Fray Benito Jerónimo Feijoo, en el discurso VII del volumen VI de su «Teatro crítico universal», relata la historia de Francisco de la Vega, hijo de don Francisco y de María del Casar, casados ambos entre sí y vecinos de Liérganes. O de por ahí cerca, quizá. Cuenta Fray Benito que la madre, una vez viuda, envió al niño a Bilbao para que se pusiera de aprendiz en una carpintería. En la víspera de san Juan del año 1674, exaltado por el orujo blanco, hipnotizado de luna llena, harto de respirar serrín, Francisco recorta vectorialmente la playa de Arrigunaga y se lanza a nadar, en pelotas, tarareando un estribillo idiota, rompiendo las espumas y segmentando, como en secreto ritual mitraico, los remolinos levógiros de la superficie. «We are the champions», grita en la nocturnidad del aire húmedo, con la mano derecha empuñada, desafiando así, una por una, las olas oscuras del Cantábrico y las confusas enéadas de Plotino, que son -o lo eran- en número de nueve.
Cinco años más tarde aparece en la costa de Dinamarca arrugado como un pañuelo usado, y poco después es visto en el Canal de la Mancha, y luego en Cádiz, pero sus alaridos no son ya humanos, pues los gaditanos carecen por entonces de comprensión lingüística y en sus oídos resuenan las advertencias apocalípticas de Francisco como el lejano eco de un cántico neoconstantinopolitano del siglo XV. Es decir, como una barbarie acuática, pero epistemológicamente subtitulada. Unos pescadores sordos de Conil le atrapan echándole migas de pan, y viendo que abunda en escamas le conducen, atado y amordazado, hasta el convento de san Francisco, que está lleno de bóvedas encamonadas. Allí, retorciéndose entre la yesería y las pilas bautismales, agitando las palmas membranosas y los pies palmeados, es interrogado por el abad don Diego del Sagrario, hombre de gran estatura, que cree escuchar, entre tartamudeos y blasfemias, el nombre esdrújulo de «Liérganes». Nadie entiende nada de entre los monjes asistentes, ya que más añoran estos un trozo de queso curado que las entrañas de un pez con aspecto humano, y el tipo, en realidad, presenta una imagen equívoca y un tanto desagradable, amojamada y reptílica.
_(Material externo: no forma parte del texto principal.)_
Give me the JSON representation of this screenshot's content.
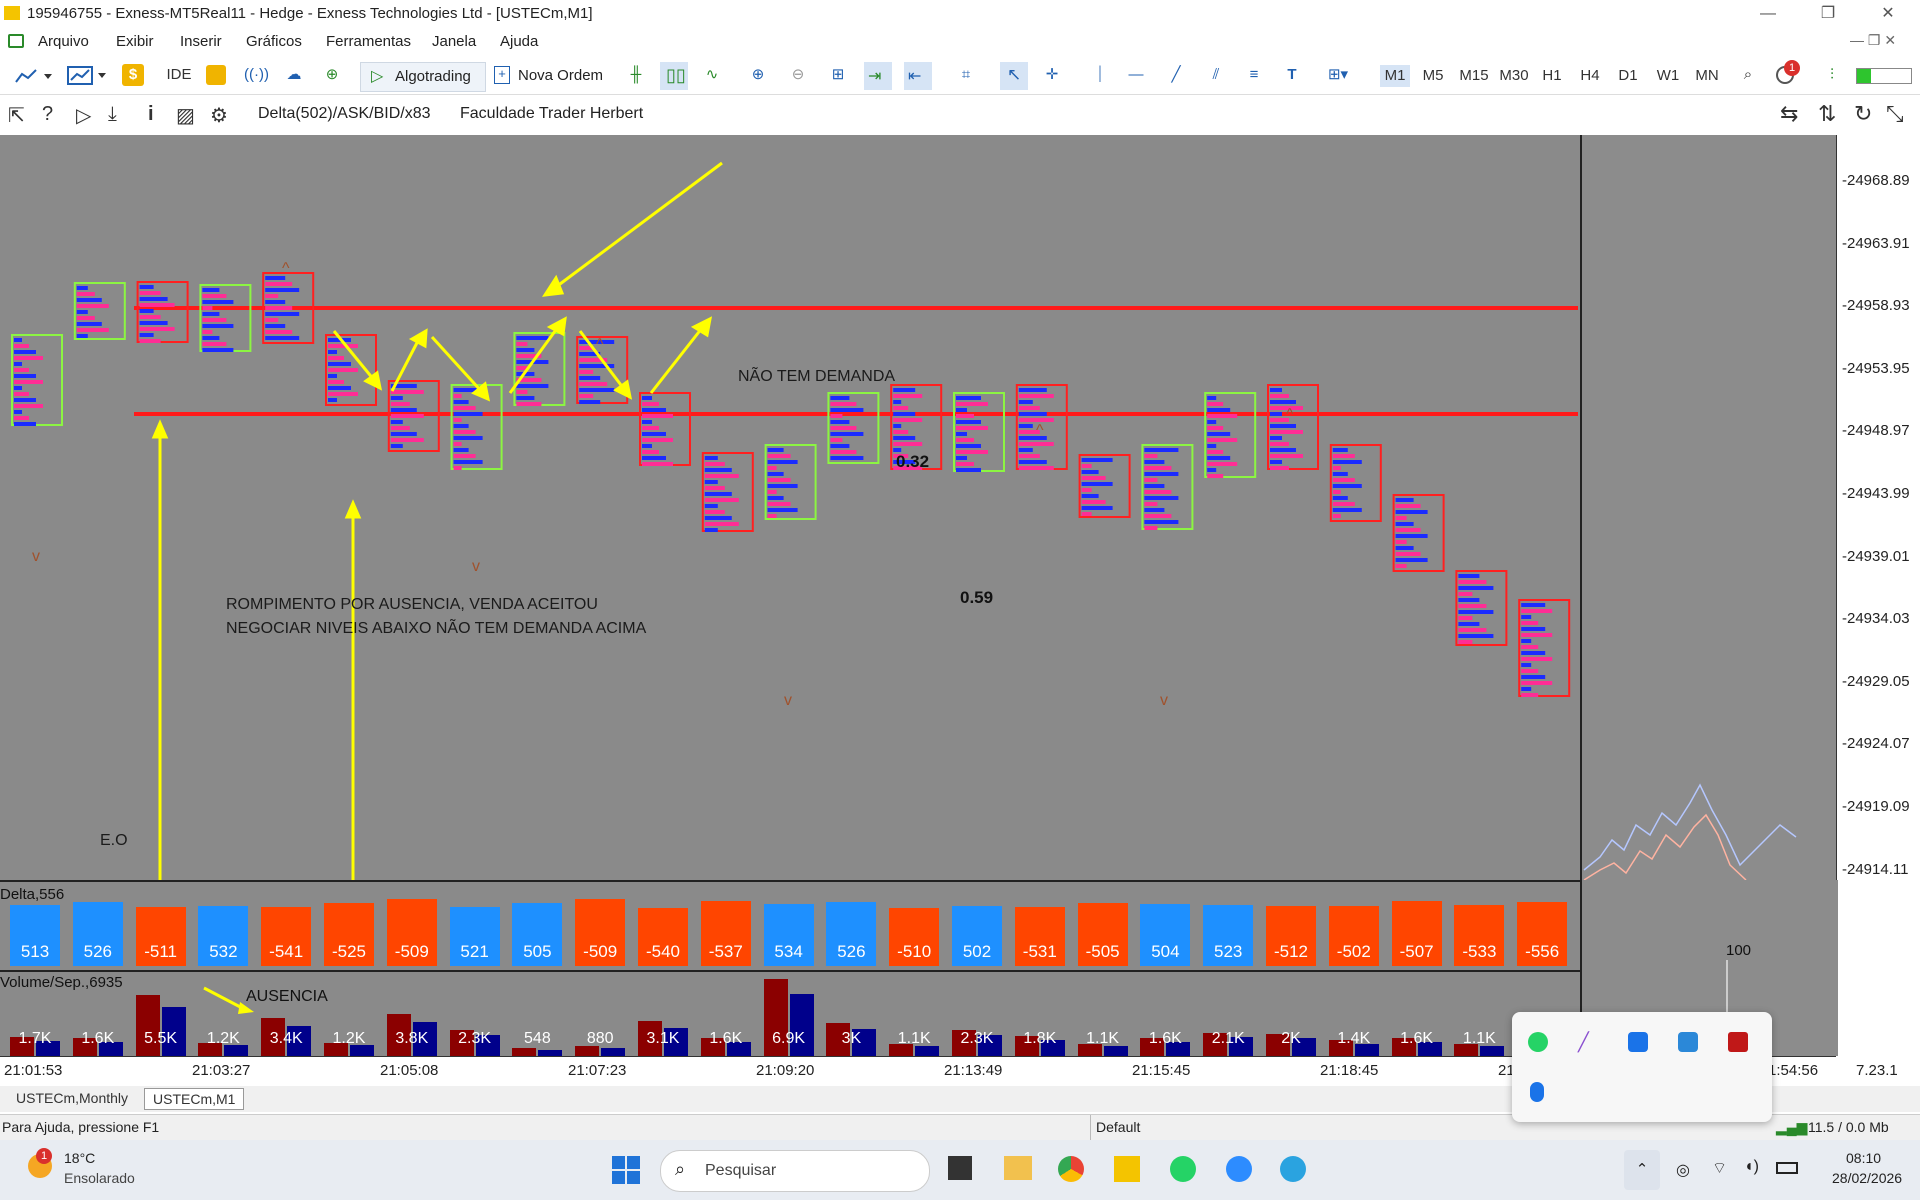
{
  "window": {
    "title": "195946755 - Exness-MT5Real11 - Hedge - Exness Technologies Ltd - [USTECm,M1]",
    "controls": [
      "—",
      "❐",
      "✕"
    ]
  },
  "menu": {
    "items": [
      "Arquivo",
      "Exibir",
      "Inserir",
      "Gráficos",
      "Ferramentas",
      "Janela",
      "Ajuda"
    ]
  },
  "toolbar": {
    "ide_label": "IDE",
    "algotrading_label": "Algotrading",
    "nova_ordem_label": "Nova Ordem",
    "timeframes": [
      "M1",
      "M5",
      "M15",
      "M30",
      "H1",
      "H4",
      "D1",
      "W1",
      "MN"
    ],
    "active_timeframe": "M1",
    "notification_count": "1"
  },
  "chartbar": {
    "indicator_text": "Delta(502)/ASK/BID/x83",
    "author_text": "Faculdade Trader Herbert"
  },
  "price_axis": [
    "24968.89",
    "24963.91",
    "24958.93",
    "24953.95",
    "24948.97",
    "24943.99",
    "24939.01",
    "24934.03",
    "24929.05",
    "24924.07",
    "24919.09",
    "24914.11"
  ],
  "annotations": {
    "no_demand": "NÃO TEM DEMANDA",
    "breakout_line1": "ROMPIMENTO POR AUSENCIA, VENDA ACEITOU",
    "breakout_line2": "NEGOCIAR NIVEIS ABAIXO NÃO TEM DEMANDA ACIMA",
    "eo": "E.O",
    "val_032": "0.32",
    "val_059": "0.59",
    "ausencia": "AUSENCIA"
  },
  "delta_panel": {
    "title": "Delta,556",
    "values": [
      "513",
      "526",
      "-511",
      "532",
      "-541",
      "-525",
      "-509",
      "521",
      "505",
      "-509",
      "-540",
      "-537",
      "534",
      "526",
      "-510",
      "502",
      "-531",
      "-505",
      "504",
      "523",
      "-512",
      "-502",
      "-507",
      "-533",
      "-556"
    ]
  },
  "volume_panel": {
    "title": "Volume/Sep.,6935",
    "values": [
      "1.7K",
      "1.6K",
      "5.5K",
      "1.2K",
      "3.4K",
      "1.2K",
      "3.8K",
      "2.3K",
      "548",
      "880",
      "3.1K",
      "1.6K",
      "6.9K",
      "3K",
      "1.1K",
      "2.3K",
      "1.8K",
      "1.1K",
      "1.6K",
      "2.1K",
      "2K",
      "1.4K",
      "1.6K",
      "1.1K"
    ],
    "right_label": "100"
  },
  "time_axis": {
    "labels": [
      "21:01:53",
      "21:03:27",
      "21:05:08",
      "21:07:23",
      "21:09:20",
      "21:13:49",
      "21:15:45",
      "21:18:45",
      "21",
      "1:54:56"
    ],
    "right_value": "7.23.1"
  },
  "tabs": [
    "USTECm,Monthly",
    "USTECm,M1"
  ],
  "active_tab": "USTECm,M1",
  "status": {
    "help": "Para Ajuda, pressione F1",
    "profile": "Default",
    "network": "11.5 / 0.0 Mb"
  },
  "taskbar": {
    "weather_temp": "18°C",
    "weather_desc": "Ensolarado",
    "weather_badge": "1",
    "search_placeholder": "Pesquisar",
    "time": "08:10",
    "date": "28/02/2026"
  },
  "colors": {
    "chart_bg": "#8a8a8a",
    "bull_delta": "#1e90ff",
    "bear_delta": "#ff4500",
    "level_line": "#ff0000",
    "arrow": "#ffff00"
  }
}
Avisan, pues, al Secretario del Santo Oficio -todavía bien visto entre sus iguales-, don Domingo de la Cantolla, de natural cántabro, que no duda en localizar el mencionado gentilicio, que también es el suyo, y que apenas dista unas millas de Santander. Envía Domingo una comisión descalza hasta un monasterio pasiego para averiguar si saben algo de todo esto, es decir, de un hombre-pez que habla con enigmas, y los enclaustrados les dicen que sí, que cinco años atrás un tal Francisco de la Vega desapareció en la playa de Arrigunaga, nadando cual mariposa y emitiendo improperios. Encarga el inquisidor al monje Juan Rosendo que se llegue hasta Liérganes con el anfibio ese, y a la altura del Monte de la Dehesa se adelanta el bicho y golpea, como pródigo, la puerta de la casa de doña María del Casar, que lo reconoce como hijo a pesar de las escamas y de la incipiente aleta dorsal. Francisco se instala y se aletarga en el domicilio materno y cae en aguda depresión, pues la realidad aledaña le aburre y le empobrece el espíritu. Apenas habla y en su delirio hegeliano camina desnudo, o incluso descalzo por los montes y las cabañas de las vaques, sin comer ni beber ni mostrar entusiasmo por nada. Nueve años después desaparece sin dejar señas, ni rastros, ni indicios.
No os cuento esto porque sí. En 1988, justo trescientos años después, dí en caer casualmente por un bar de Liérganes llamado «Las hijas del hombre-pez». Yo no tenía ni puta idea de toda esa historia. Le pedí al propietario un vermú y quiso él alumbrarme con una variante maravillosa, el Negroni, que elaboró así ante mis ojos: en vaso pequeño un hielo cúbico y rodaja fina de piel de lima, ginebra Siderit, Campari y vermú a partes iguales, más un chorrito de soda, y todo ello removido con cucharilla de plata y paciencia montañesa, mientras me relataba con emoción lo del hombre-pez, que fue verídico antepasado de su esposa, aunque él apenas podía creerlo, ya sabéis, la señora tenía sus manías y se había empeñado en recuperar ante la humanidad incrédula la historia de Francisco de la Vega, poniendo aquel título tan pomposo y marciano al establecimiento familiar. Yo jamás podré olvidar aquello, y entre porros y camparis rememoro ahora la revelación que me fue dada, y así se lo he contado hoy, sin tapujos ni engaños, a mi amigo Emilio, que apenas me ha dado crédito.